Dann kräuselten sich die Wellen vor mir und aus der schwarzen, gischtgekrönten Tiefe entstieg sie und kam mir entgegen. Der Wellenschaum schmiegte sich an ihren schlanken Leib zu einem Kleid. Auf ihrem mondstrahlenfarbenen Haar saß eine Krone aus Muscheln und Perlen. Mit ihren dunklen Augen sah sie in meine, als sie zu mir trat. Gefangen in ihrem Bann konnte ich mich nicht rühren. Sie reichte mir die Hand und sprach: "Komm mit mir, mein Geliebter. Lange hast du geharrt, doch diese Zeit ist vorbei. Du sollst an meiner Seite leben und eines Tages König werden über mein Reich unter der See. Verlasse diesen Ort und folge meinem Ruf das letzte Stück."
Ich ergriff ihre Hand, die kühl war, doch mich fröstelte nicht. Seite an Seite traten wie in die Wasser und ich fühlte die Ebbe an mir ziehen, stark wie die Sehnsucht, die mich hergeführt hatte.
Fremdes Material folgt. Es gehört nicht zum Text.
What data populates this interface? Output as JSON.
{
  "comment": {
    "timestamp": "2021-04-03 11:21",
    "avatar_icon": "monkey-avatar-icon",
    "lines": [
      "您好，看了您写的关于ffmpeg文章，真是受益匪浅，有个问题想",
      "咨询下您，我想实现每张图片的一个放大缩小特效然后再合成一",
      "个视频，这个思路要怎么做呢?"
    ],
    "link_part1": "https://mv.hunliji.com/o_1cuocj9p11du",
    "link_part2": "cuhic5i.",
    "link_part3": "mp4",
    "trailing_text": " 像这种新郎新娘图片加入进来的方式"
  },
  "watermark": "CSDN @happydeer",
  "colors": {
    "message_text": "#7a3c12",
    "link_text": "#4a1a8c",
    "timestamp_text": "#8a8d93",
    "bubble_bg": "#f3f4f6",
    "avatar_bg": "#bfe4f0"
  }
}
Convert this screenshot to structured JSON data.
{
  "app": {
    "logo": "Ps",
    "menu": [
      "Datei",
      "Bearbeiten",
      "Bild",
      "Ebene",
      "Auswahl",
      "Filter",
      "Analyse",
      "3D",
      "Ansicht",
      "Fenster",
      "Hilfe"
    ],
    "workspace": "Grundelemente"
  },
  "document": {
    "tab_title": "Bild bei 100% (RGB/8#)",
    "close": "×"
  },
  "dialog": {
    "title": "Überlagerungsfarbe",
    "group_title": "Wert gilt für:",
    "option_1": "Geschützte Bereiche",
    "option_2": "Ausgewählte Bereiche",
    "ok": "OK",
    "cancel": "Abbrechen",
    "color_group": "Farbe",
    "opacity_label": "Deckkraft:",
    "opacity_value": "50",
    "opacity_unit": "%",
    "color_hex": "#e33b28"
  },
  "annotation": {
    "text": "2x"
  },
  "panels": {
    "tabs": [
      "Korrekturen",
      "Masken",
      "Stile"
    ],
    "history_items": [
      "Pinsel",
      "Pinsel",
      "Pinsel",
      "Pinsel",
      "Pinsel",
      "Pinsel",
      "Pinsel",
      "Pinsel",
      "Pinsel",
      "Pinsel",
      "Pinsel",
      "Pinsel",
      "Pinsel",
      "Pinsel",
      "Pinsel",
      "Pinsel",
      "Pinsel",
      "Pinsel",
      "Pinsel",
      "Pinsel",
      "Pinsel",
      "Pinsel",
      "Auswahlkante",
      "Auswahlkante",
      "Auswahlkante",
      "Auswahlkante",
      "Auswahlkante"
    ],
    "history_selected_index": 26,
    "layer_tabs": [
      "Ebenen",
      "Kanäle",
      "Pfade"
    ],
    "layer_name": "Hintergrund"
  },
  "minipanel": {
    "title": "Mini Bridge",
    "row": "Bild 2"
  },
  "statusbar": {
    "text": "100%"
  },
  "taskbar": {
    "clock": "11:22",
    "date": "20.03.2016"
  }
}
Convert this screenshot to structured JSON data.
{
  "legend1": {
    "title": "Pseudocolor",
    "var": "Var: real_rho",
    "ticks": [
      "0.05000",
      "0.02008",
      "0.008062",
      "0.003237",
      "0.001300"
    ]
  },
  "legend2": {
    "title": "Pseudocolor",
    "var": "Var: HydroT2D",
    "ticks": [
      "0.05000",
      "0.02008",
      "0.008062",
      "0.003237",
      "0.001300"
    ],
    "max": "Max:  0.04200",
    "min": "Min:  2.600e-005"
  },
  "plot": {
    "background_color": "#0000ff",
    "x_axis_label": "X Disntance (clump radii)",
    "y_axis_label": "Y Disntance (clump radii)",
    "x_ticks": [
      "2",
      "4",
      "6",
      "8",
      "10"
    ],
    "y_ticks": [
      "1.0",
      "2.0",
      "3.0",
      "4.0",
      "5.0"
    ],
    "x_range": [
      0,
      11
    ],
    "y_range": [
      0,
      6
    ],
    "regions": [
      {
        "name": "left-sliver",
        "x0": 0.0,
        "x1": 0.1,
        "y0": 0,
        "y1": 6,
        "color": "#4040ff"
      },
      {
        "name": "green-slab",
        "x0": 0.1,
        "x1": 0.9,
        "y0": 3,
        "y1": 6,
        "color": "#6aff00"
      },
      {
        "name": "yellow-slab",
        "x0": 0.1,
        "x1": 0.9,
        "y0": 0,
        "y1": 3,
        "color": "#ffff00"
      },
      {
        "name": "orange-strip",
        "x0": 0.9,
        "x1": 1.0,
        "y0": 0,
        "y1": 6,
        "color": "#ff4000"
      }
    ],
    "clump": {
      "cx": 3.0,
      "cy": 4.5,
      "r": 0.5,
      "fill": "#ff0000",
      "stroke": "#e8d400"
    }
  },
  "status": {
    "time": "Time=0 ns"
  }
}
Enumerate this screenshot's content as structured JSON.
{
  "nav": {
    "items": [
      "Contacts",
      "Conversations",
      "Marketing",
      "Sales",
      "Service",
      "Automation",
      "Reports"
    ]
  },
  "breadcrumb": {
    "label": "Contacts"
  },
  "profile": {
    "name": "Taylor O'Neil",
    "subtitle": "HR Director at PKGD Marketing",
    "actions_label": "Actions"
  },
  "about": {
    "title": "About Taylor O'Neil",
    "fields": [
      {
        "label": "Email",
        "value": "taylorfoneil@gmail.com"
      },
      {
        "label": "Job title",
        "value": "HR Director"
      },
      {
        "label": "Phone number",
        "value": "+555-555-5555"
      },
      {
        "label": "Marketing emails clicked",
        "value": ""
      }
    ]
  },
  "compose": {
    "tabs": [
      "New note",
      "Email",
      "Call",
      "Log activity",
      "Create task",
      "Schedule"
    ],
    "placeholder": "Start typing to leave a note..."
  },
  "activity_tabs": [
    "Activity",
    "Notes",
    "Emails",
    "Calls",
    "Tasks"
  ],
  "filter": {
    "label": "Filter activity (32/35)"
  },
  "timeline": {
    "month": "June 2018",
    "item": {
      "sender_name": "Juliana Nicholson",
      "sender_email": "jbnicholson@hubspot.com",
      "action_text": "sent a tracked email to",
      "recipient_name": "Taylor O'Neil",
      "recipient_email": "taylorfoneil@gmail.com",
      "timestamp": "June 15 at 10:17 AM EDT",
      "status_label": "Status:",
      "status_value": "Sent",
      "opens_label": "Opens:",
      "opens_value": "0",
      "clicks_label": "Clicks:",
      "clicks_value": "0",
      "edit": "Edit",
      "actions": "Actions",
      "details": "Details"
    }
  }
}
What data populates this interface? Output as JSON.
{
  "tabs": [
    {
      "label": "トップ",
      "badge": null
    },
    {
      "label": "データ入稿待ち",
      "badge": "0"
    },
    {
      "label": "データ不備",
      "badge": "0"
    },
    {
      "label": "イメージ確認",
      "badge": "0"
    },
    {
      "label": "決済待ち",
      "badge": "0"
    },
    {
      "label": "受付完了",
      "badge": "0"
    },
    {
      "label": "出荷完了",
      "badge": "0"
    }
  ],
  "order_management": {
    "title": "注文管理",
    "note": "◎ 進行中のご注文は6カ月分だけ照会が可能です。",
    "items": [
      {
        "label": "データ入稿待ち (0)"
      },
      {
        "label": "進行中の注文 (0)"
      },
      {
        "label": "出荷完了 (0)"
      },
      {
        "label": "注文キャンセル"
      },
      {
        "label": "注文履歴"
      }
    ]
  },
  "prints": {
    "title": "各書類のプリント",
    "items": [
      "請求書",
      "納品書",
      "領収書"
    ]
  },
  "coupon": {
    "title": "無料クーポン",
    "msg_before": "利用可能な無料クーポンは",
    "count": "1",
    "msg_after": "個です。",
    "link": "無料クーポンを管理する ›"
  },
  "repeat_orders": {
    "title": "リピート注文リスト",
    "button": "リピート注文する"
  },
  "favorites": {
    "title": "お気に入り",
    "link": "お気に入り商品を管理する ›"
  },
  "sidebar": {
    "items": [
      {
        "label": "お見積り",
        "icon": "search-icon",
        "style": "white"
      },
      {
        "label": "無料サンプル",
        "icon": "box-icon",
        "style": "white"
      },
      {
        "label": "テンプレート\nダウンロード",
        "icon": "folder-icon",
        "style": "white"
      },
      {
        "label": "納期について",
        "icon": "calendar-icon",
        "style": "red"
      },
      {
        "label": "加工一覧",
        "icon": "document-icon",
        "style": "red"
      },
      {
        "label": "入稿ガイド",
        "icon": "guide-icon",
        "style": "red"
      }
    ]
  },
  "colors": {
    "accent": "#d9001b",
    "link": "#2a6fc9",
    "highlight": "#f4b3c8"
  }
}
Die Mondscheinprinzessin legte ihre Arme um mich und gab mir einen Kuss, und mit diesem sanken wir in die Tiefe. Die Welt unter den Wellen empfing mich samtig und weich. Ich trank das salzige Wasser wie einen Lebenssaft. Ihr Kuss zog mich tiefer in die Schwärze zwischen dunklen Klippen, doch gewöhnten sich meine Augen an die Finsternis, denn die Frau an meiner Seite leuchtete wie der Mond. Und ich merkte, dass ich atmen konnte wie ein Fisch. Da war es, als würde ich meine Kleider abstreifen und mit ihnen ein Leben, das niemals meines gewesen war, und so kehrte ich zurück in die See, aus der wir alle stammen. Wie eine liebende Mutter umarmte meine neue Heimat mich liebevoll.